The band’s singer/songwriter Damon Albarn explained the thinking behind the unusual plan to Britain’s Channel 4. “From my perspective, not having a Twitter account and not being very savvy about things like that the chance of just playing your new music and then for it to be out immediately and for there to be none of that sort of process of reviews and anticipation… It’s very natural, it’s what it is,” he said. “It’s direct to the people who’re interested and they’re allowed to make their mind up entirely on their own as opposed to this ridiculous filtration that stuff seems to have to go through, or used to go through because [“old” media such as print and radio] is essentially a dying form. I hate to say that to all the people whose careers are reliant on the sort of printed press world but it is slowly decaying and this is the future. So we’re embracing the new and seeing how it goes. It might be a disaster for us. Who knows.”
The songs – the first, a downbeat track that at one point pleaded “Bring us the day they switch off the machines,” and the second being far more upbeat – were streamed an hour apart, at 6:15 and 7:15pm British Summer Time, from a rooftop in London, England a la the Beatles January 1969′ “Get Back” concert. In order to gain access to the stream, fans had to use a link provided by the official Blur Twitter account; between the songs, the band answered important questions such as “What are your favorite pizza toppings?” and “Damon, what colour is [sic] your shoes today?” Fans had been given two weeks to prepare for the event, with the Twitter having been used to offer preview images illustrating lyrics from each song since June 19.

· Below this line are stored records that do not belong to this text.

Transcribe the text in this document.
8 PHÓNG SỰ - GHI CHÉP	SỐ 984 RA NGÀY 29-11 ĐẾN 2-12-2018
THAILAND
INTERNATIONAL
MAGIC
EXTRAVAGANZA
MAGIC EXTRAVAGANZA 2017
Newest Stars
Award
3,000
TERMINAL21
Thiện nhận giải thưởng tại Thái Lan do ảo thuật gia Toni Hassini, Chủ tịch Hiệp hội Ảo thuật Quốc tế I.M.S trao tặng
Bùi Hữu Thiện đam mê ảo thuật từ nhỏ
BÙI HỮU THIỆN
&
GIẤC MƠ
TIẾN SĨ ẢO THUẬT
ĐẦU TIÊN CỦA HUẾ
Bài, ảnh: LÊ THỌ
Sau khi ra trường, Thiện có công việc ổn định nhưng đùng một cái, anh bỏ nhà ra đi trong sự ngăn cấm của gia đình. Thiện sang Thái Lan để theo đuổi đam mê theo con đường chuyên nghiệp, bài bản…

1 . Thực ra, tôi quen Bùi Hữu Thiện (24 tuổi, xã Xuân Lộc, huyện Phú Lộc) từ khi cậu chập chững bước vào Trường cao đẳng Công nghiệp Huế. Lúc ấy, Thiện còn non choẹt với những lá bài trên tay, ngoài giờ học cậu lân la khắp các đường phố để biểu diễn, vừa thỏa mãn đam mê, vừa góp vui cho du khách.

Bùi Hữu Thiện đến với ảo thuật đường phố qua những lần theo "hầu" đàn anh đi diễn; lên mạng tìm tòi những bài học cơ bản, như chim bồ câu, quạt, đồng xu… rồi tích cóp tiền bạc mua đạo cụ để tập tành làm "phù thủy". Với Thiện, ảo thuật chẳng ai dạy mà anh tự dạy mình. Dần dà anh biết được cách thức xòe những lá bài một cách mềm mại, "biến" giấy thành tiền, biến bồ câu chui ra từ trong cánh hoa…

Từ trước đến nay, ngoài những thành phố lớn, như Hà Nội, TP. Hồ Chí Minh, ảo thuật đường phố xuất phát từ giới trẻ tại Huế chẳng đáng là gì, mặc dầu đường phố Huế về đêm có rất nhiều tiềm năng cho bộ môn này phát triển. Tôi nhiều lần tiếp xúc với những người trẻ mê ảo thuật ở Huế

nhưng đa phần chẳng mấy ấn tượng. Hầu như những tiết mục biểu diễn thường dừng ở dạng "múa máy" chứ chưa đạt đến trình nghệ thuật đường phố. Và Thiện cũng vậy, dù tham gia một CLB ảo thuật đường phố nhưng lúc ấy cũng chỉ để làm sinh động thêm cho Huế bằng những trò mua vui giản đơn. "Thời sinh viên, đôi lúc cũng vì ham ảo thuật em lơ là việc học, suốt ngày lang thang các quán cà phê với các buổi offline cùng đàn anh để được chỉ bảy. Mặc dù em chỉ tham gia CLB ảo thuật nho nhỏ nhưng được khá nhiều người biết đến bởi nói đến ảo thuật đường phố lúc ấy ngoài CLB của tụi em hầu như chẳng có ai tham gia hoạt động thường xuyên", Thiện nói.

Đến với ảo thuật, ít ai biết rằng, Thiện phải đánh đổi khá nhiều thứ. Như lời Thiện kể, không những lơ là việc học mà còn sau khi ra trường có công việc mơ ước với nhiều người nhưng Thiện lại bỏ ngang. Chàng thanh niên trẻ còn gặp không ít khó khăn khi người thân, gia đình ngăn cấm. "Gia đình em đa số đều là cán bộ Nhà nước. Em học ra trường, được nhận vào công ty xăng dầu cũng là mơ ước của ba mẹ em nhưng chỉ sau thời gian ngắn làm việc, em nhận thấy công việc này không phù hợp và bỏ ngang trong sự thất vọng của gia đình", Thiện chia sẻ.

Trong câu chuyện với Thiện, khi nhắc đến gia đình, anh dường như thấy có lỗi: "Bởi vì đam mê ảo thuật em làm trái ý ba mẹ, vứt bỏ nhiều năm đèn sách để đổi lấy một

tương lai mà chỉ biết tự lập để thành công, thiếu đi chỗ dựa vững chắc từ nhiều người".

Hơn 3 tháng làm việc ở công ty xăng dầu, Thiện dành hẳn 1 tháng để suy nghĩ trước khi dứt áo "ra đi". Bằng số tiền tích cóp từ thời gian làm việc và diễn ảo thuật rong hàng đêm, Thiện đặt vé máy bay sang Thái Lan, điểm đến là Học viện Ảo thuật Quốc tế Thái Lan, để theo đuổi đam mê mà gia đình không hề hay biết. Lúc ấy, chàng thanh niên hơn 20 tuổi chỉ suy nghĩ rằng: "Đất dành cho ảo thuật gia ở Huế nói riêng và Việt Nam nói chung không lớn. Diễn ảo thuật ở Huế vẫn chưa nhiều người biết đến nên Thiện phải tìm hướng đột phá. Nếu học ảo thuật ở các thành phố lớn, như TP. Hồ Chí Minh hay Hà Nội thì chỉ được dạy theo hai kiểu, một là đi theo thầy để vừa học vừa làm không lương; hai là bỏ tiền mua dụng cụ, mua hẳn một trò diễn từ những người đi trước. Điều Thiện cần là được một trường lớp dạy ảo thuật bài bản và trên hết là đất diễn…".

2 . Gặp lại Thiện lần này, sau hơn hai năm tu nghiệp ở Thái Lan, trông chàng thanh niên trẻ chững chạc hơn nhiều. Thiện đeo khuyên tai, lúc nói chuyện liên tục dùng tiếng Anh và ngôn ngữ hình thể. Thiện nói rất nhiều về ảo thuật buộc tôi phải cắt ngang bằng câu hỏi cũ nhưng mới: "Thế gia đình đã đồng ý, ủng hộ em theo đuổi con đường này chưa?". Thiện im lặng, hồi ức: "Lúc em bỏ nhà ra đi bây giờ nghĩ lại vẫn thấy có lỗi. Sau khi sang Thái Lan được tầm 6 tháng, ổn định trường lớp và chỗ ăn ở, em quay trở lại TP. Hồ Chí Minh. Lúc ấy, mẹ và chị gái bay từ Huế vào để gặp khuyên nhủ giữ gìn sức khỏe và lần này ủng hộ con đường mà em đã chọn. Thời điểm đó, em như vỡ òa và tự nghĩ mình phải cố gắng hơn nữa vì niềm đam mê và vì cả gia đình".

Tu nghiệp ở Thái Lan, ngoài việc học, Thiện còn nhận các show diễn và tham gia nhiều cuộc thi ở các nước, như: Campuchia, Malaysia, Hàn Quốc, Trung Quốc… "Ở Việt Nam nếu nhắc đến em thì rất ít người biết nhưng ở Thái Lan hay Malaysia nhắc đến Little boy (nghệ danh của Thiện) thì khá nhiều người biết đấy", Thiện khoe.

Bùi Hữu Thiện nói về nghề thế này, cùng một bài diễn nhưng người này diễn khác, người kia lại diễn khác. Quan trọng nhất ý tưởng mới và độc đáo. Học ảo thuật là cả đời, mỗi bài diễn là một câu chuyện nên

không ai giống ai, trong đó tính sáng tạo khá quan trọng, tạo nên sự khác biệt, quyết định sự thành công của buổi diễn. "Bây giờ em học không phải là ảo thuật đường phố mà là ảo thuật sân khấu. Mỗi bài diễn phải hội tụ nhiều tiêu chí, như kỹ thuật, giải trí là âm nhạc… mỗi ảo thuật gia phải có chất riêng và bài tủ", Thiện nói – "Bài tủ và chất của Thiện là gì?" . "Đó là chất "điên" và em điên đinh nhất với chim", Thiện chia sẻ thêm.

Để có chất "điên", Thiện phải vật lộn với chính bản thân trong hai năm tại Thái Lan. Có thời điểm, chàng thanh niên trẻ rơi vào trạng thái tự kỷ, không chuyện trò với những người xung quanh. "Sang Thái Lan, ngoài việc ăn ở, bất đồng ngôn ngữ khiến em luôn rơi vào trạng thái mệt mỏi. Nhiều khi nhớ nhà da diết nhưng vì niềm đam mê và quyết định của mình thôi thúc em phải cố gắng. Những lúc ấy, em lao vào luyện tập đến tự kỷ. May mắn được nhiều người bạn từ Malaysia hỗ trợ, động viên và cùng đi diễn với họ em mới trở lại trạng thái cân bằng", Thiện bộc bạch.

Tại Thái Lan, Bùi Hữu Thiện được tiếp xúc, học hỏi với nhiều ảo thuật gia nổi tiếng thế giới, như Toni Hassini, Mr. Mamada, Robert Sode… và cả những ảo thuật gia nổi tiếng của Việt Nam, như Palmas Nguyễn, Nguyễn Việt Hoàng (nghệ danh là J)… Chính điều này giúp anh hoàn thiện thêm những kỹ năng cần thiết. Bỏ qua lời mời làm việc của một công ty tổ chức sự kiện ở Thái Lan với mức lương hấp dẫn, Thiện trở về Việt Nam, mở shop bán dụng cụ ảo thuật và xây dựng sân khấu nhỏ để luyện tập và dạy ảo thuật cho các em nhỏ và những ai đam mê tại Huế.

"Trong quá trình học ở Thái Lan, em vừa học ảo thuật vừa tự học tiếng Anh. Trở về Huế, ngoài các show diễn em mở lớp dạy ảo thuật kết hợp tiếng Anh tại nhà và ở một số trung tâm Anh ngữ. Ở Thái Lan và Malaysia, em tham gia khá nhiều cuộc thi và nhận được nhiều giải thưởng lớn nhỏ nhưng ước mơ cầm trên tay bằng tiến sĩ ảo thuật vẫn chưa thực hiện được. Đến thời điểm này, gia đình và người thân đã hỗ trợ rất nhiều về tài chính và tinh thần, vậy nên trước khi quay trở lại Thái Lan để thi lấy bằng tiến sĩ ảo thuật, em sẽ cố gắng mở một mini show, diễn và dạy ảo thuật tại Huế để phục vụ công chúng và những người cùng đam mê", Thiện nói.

Despite Albarn’s downplaying his interest in technology both in the lyrics of “Under The Westway” and the Channel 4 interview, it’s not too surprising that Blur’s new material has appeared in this form; not only did another of his projects, Gorillaz, release its latest (and possibly final) track for free online earlier this year, but last Gorillaz album, 2010’s The Fall, was originally released as a free download in its entirety as a “Christmas gift” to members of the band’s website – as well as having been written and recorded entirely on an iPad. With that kind of background, it’s no surprise that the band – Celebrating 21 years since its first album in 2012 – should find itself embracing digital so readily, even as younger acts complain about the lack of romance in the form.